Friday, February 17, 2006

The big excitement yesterday was that my seed potatoes arrived.

Normally, I take them to Kirkmichael for chitting. It’s colder there, and it’s bracing for them. But we have had mouse trouble this winter, as previously chronicled. I think we’ve dealt with the problem, and there are ways of protecting the potatoes such as balancing the trays on empty bottles, but I don’t want to risk it, this time.

Fisherman’s Sweater

I was in John Lewis’s yarn department yesterday, and – yes, I know I had been there only two days before, with Helen, but I had errands at the bank, the post office, and Boots, so it lay directly in my path. And I found this, and was tempted. (Blogger is refusing to upload my nice scanned image, so I had to photograph it -- but you get the idea.)

Why go further and fare worse? All the work done for me, no charts to struggle with, I could change the neck, colours good and the yarn delicious to handle. I bought the book, as you see (I don’t often buy patterns these days), and felt like a rabbit in the headlights. But as soon as I got home, I decided that I wouldn’t be able to stand the faux-ness of it.

Thank you for your comments, Mama Lu. Alexander is worried by that pink, too. I’m pretty sure I’m going to go for claret (colour-wise, I mean). His wife Ketki gets copies of the emails we exchange, and rarely intervenes – she’s got a bank to run. But she did step in this week to say that she’d like a sweater in Herring Girls Pink. It would suit her, too. So we may be here for a while.

[And it’s all down to Franklin. I sent the URL for his cartoon of November 9 to my four children, and Alexander replied rather sourly that it didn’t have any relevance to him because I hadn’t knit him anything for decades. Which was true.]

As to seeing my knitting, I can see anything with my new plastic eyes (after two cataract operations last year). I knit the Princess Shawl edging on something conspicuous, perhaps even ebony, and was really worried – this was pre-operation – about how I was going to see the stitches when I had to switch to a long grey Inox. No trouble at all.

The Princess is getting on fine. I don’t know when I’ve had such fun. A snail would laugh at the rate of progress – currently, row 38 – but even at that pace, motifs are completed, other motifs introduced, and I am led ever onwards as if Sheherezade herself were dictating the pattern.

My current plan – if you want to make God laugh, tell Him your plans for tomorrow – is to lay it aside next week (Calcutta Cup week) and test-knit Lorna's nudibranch pattern.
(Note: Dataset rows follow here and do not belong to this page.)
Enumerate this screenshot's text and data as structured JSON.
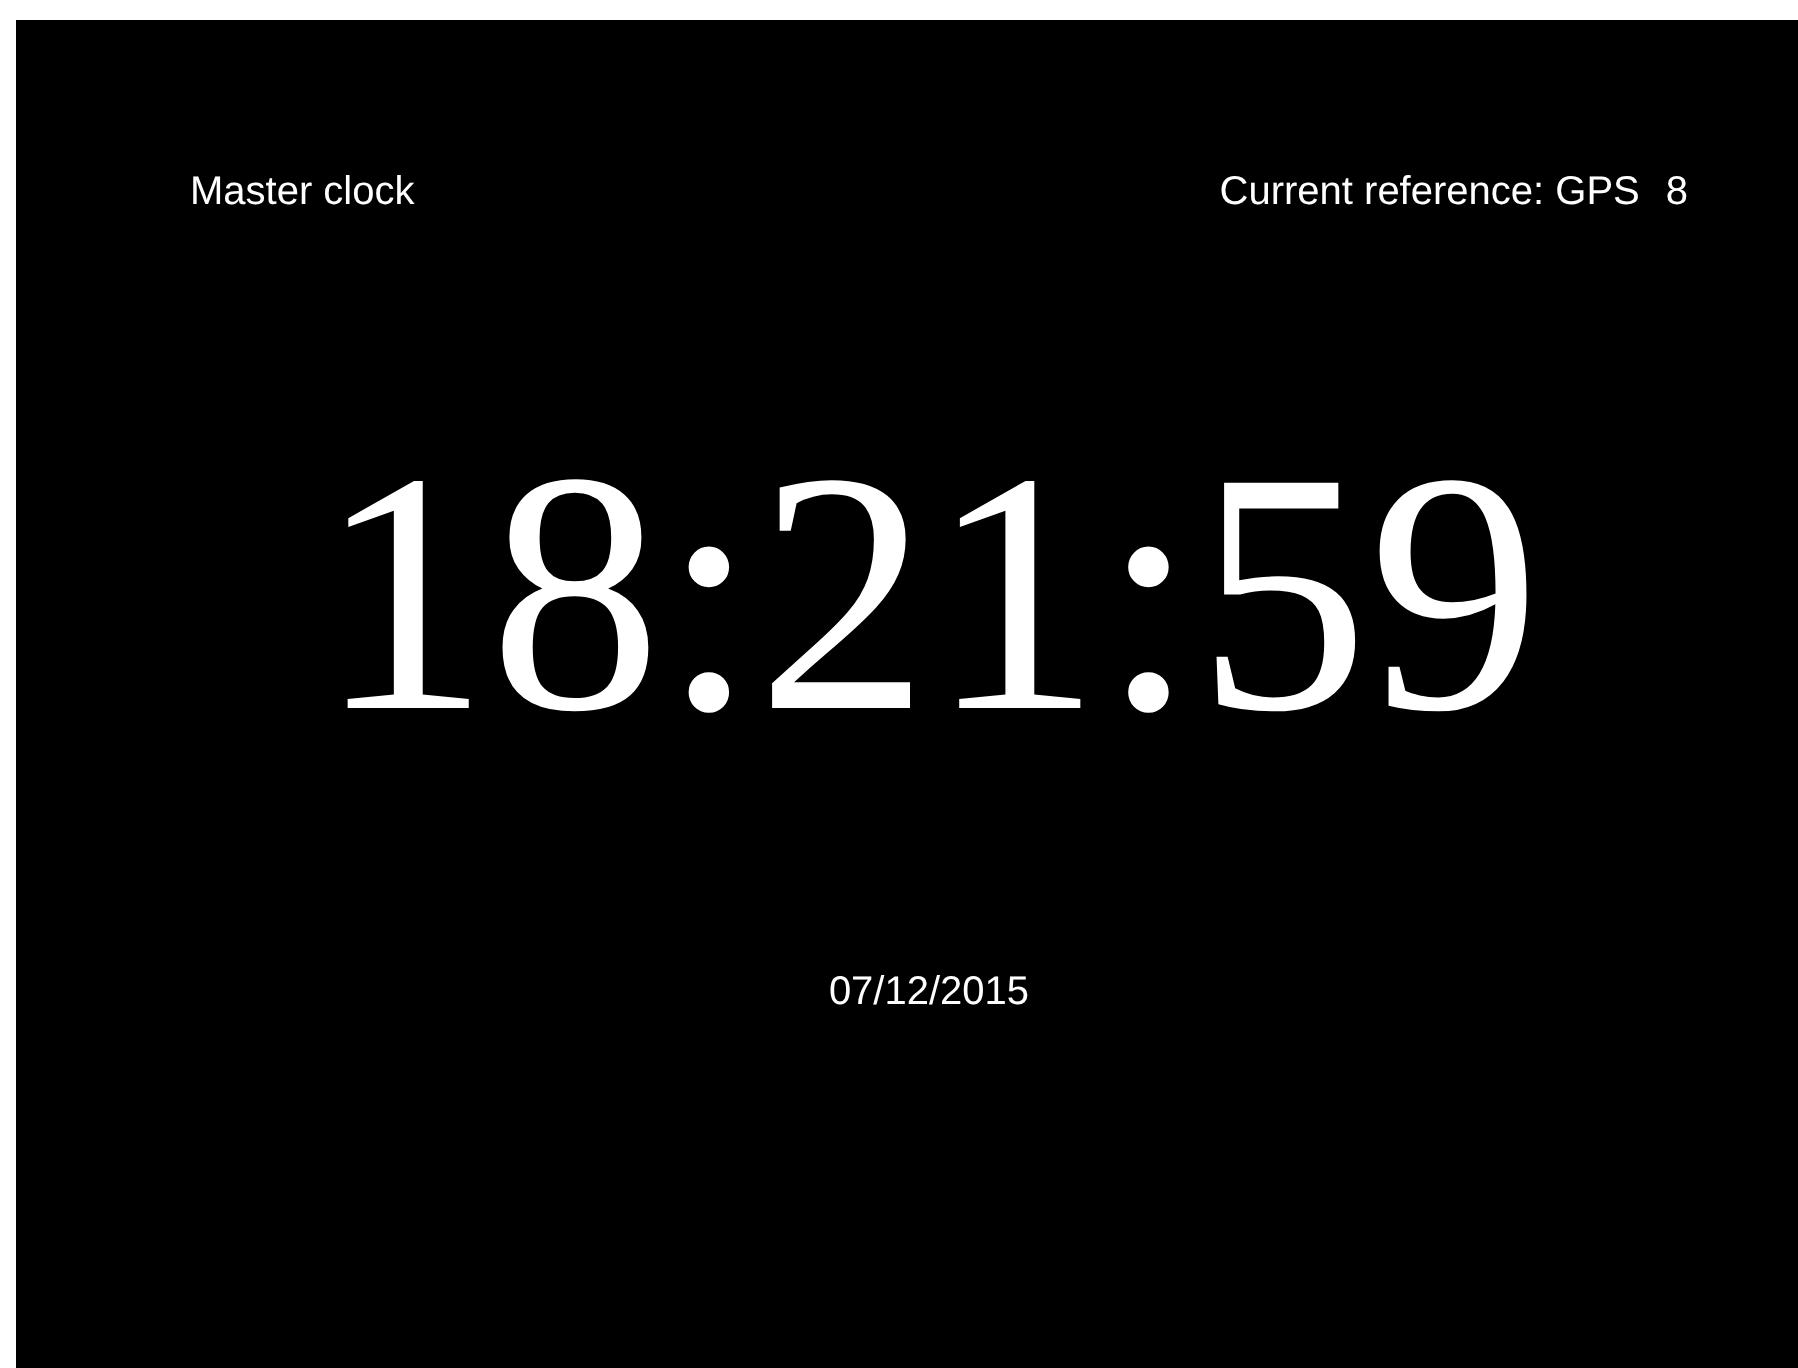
{
  "header": {
    "title": "Master clock",
    "reference": "Current reference: GPS",
    "satellites": "8"
  },
  "time": "18:21:59",
  "date": "07/12/2015"
}
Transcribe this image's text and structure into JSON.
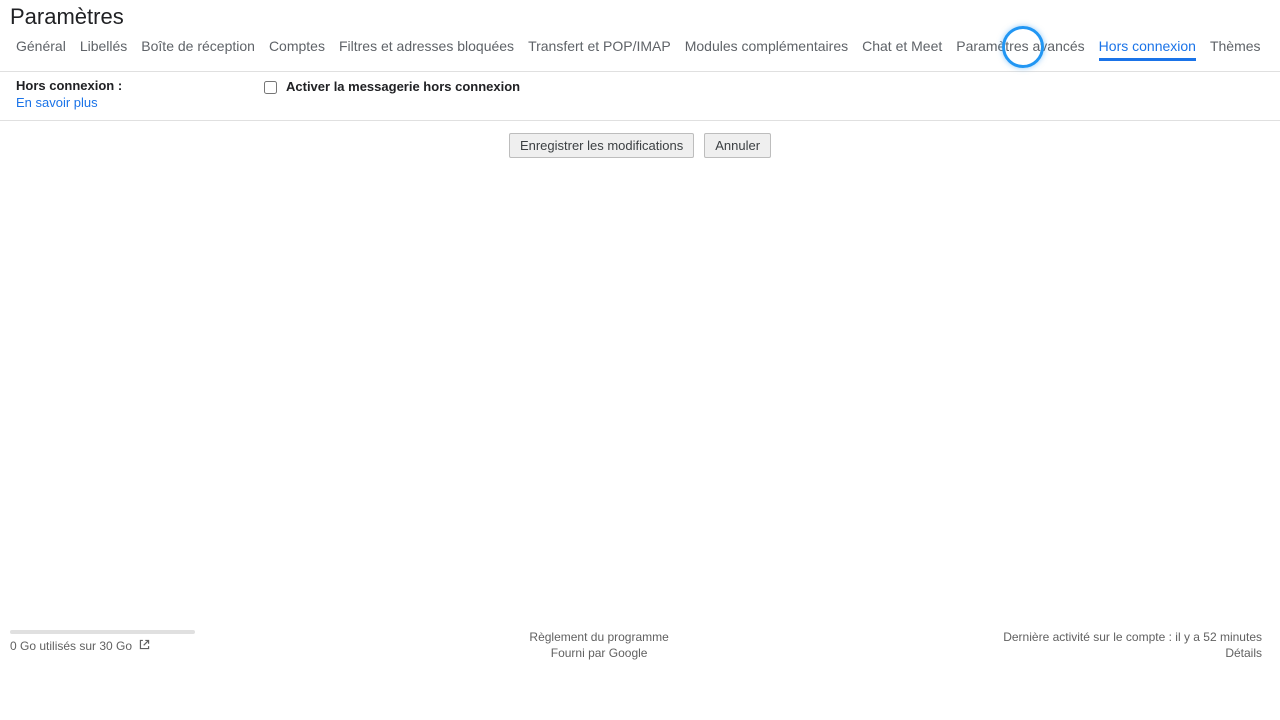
{
  "page_title": "Paramètres",
  "tabs": [
    {
      "label": "Général"
    },
    {
      "label": "Libellés"
    },
    {
      "label": "Boîte de réception"
    },
    {
      "label": "Comptes"
    },
    {
      "label": "Filtres et adresses bloquées"
    },
    {
      "label": "Transfert et POP/IMAP"
    },
    {
      "label": "Modules complémentaires"
    },
    {
      "label": "Chat et Meet"
    },
    {
      "label": "Paramètres avancés"
    },
    {
      "label": "Hors connexion",
      "active": true
    },
    {
      "label": "Thèmes"
    }
  ],
  "section": {
    "label": "Hors connexion :",
    "learn_more": "En savoir plus",
    "checkbox_label": "Activer la messagerie hors connexion"
  },
  "buttons": {
    "save": "Enregistrer les modifications",
    "cancel": "Annuler"
  },
  "footer": {
    "storage_text": "0 Go utilisés sur 30 Go",
    "program_rules": "Règlement du programme",
    "powered_by": "Fourni par Google",
    "last_activity": "Dernière activité sur le compte : il y a 52 minutes",
    "details": "Détails"
  }
}
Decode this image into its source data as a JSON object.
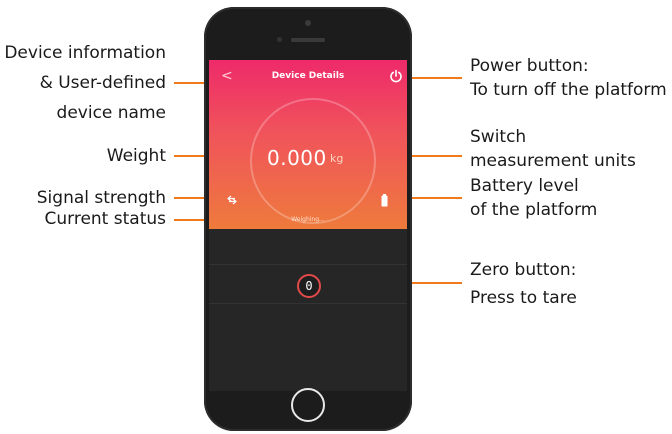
{
  "annotations": {
    "device_info": [
      "Device information",
      "& User-defined",
      "device name"
    ],
    "weight": "Weight",
    "signal": "Signal strength",
    "status": "Current status",
    "power": [
      "Power button:",
      "To turn off the platform"
    ],
    "units": [
      "Switch",
      "measurement units"
    ],
    "battery": [
      "Battery level",
      "of the platform"
    ],
    "zero": [
      "Zero button:",
      "Press to tare"
    ]
  },
  "screen": {
    "back_glyph": "<",
    "title": "Device Details",
    "weight_value": "0.000",
    "unit": "kg",
    "status_text": "Weighing...",
    "zero_label": "0"
  },
  "colors": {
    "accent": "#f07a1c",
    "gradient_top": "#ee2a6a",
    "gradient_bottom": "#ee7a3c"
  },
  "icons": [
    "power-icon",
    "signal-icon",
    "battery-icon",
    "back-icon",
    "home-button"
  ]
}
Then I will resume the Princess at least until I finish the current chart-page (row 62), perhaps a bit more if it’s no later than April. Then lay it aside again to knit my sister’s shawl. And that may have to be interrupted to knit the shrug which will be my Games entry (4th Saturday in August). Then when shawl and shrug are finished, it’ll be Princess, Princess, Princess.

I’m enjoying the joint blog of two Princess knitters, but from the nature of the thing it isn’t updated very often.


Cat, I sent you a reply to your question about rhubarb, from your website.

Mama Lu, my edition of Thompson is the Dover one, too, but it says it’s unabridged. I remember when that book came out – it’s one of those memories that locates itself in space: where the book was on the shelf, where the shelf was in the bookcase, where the bookcase was in the bookstore. But I couldn’t afford it, then.

Janet, thank you for your work on the “jersey” and “guernsey” problem. It really does sound as if we could stop worrying.